Currently, EHR analysis focuses on simple types of data, e.g., a patient’s
blood pressure or the diagnosis code of a disease. However, large amounts of more complex types of medical data are also being collected, such as electrocardiograms (ECGs) and neuroimages from magnetic resonance imaging (MRI) or functional Magnetic Resonance Imaging (fMRI). Although challenging to analyze, this data also provides vital information about patients. Integrating and analyzing such data, with traditional EHR and genomic data is one of the capabilities needed to enable precision medicine, which aims to provide more personalized patient care.

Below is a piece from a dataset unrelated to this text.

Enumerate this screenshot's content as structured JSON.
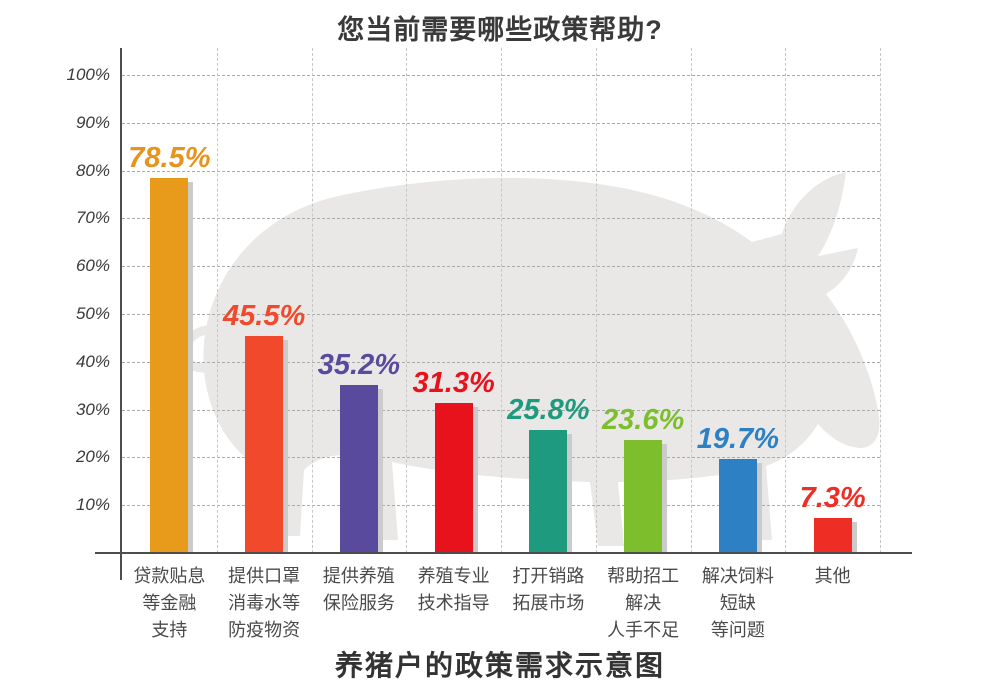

1.1 What Is Data Mining? Data mining is the process of automatically discovering useful information in large data repositories. Data mining techniques are deployed to scour large data sets in order to find novel and useful patterns that might otherwise remain unknown. They also provide the capability to predict the outcome of a future observation, such as the amount a customer will spend at an online or a brick-and-mortar store.
Not all information discovery tasks are considered to be data mining. Examples include queries, e.g., looking up individual records in a database or finding web pages that contain a particular set of keywords. This is because such tasks can be accomplished through simple interactions with a database management system or an information retrieval system. These systems rely on traditional computer science techniques, which include sophisticated indexing structures and query processing algorithms, for efficiently organizing and retrieving information from large data repositories. Nonetheless, data mining techniques have been used to enhance the performance of such systems by improving the quality of the search results based on their relevance to the input queries.